A documentary about the effects of synthetic drugs. This documentary includes interviews with the addicts, raw footage of addicts overdosing and information relevant to meth, bathsalts and molly. Please share and get this information to the public!
Bath salts is a term used in North America to describe a number of recreational designer drugs. The name derives from instances in which the drugs have been sold disguised as true bath salts. The white powder, granules, or crystals often resemble true bath salts such as Epsom salts, but are very different chemically. The drugs' packaging often states "not for human consumption" in an attempt to circumvent drug prohibition laws.
Commercially known as synthetic cannabis (synthetic marijuana), or technically synthetic cannabinoid receptor agonists, is any drug that mimics the effects of cannabis sprayed onto a herbal base material. There are several psychoactive artificial cannabinoid families (e.g. AM-xxx, HU-xxx, JWH-xxx, CP xx) that are used as designer drugs sprayed on herbs and sold as natural highs under brand names like K2 and Spice, both of which are genericized trademarks used for any synthetic cannabis product. Synthetic cannabis is often termed spice product.

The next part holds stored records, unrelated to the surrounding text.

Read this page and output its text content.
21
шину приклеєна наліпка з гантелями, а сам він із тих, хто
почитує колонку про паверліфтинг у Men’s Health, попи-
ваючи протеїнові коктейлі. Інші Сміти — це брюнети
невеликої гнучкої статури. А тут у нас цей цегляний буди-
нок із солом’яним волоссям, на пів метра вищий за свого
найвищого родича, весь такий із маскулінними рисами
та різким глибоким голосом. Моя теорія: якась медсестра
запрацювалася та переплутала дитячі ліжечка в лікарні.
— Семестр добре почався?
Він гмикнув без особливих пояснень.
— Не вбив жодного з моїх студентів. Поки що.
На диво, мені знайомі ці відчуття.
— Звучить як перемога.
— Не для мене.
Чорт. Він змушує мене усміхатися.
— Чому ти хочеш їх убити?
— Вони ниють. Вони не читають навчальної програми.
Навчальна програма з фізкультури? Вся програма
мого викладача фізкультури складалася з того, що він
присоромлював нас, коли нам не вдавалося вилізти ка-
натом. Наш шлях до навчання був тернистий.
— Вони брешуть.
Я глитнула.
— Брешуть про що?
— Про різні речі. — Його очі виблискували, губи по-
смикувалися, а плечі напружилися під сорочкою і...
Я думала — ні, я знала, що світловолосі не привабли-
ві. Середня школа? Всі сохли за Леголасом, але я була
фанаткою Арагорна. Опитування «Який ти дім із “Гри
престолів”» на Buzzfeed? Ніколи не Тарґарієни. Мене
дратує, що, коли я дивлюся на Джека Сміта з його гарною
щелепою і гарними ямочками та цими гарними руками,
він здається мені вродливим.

When synthetic cannabis blends first went on sale in the early 2000s, it was thought that they achieved an effect through a mixture of natural herbs. Laboratory analysis in 2008 showed that this was not the case, and that they in fact contain synthetic cannabinoids that act on the body in a similar way to cannabinoids naturally found in cannabis, such as THC. A large and complex variety of synthetic cannabinoids, most often cannabicyclohexanol, JWH-018, JWH-073, or HU-210, are used in an attempt to avoid the laws that make cannabis illegal, making synthetic cannabis a designer drug. It has been sold under various brand names, online, in head shops, and other stores.
It is often marketed as "herbal incense"; however, some brands market their products as "herbal smoking blends". In either case, the products are usually smoked by users. Although synthetic cannabis does not produce positive results in drug tests for cannabis, it is possible to detect its metabolites in human urine. The synthetic cannabinoids contained in synthetic cannabis products have been made illegal in many European countries.
Synthetic cathinones such as mephedrone, which are chemically similar to cathinone, naturally found in the plant Catha edulis (khat), were first synthesised in the 1920s. They remained obscure until the first decade of the 21st century, when they were rediscovered by underground chemists and began to be used in designer drugs, as the compounds were legal in many jurisdictions. In 2009 and 2010 there was a significant rise in the abuse of synthetic cathinones, initially in the United Kingdom and the rest of Europe, and subsequently in the US. Drugs marketed as "bath salts" first came to the attention of authorities in the US in 2010 after reports were made to US poison centres. In Europe, the drugs were predominantly purchased from drug dealers or from websites, but in the US they were mainly sold in small independent stores such as gas stations and head shops. In the US, this often made them easier to obtain than cigarettes and alcohol. Bath salts have also been sold online in small packets; some of the brand names used are "Purple Wave," "Zoom," and "Cloud Nine."
Hundreds of other designer drugs or "legal highs" have been reported, including artificial chemicals such as synthetic cannabis and semi-synthetic substances such as methylhexaneamine. These drugs are primarily developed to avoid being controlled by laws against illegal drugs, thus giving them the label of designer drugs.
The number of calls to poison centers concerning "bath salts" rose from 304 in 2010 to 6,138 in 2011, according to the American Association of Poison Control Centers. More than 1,000 calls had been made in 2012 by June.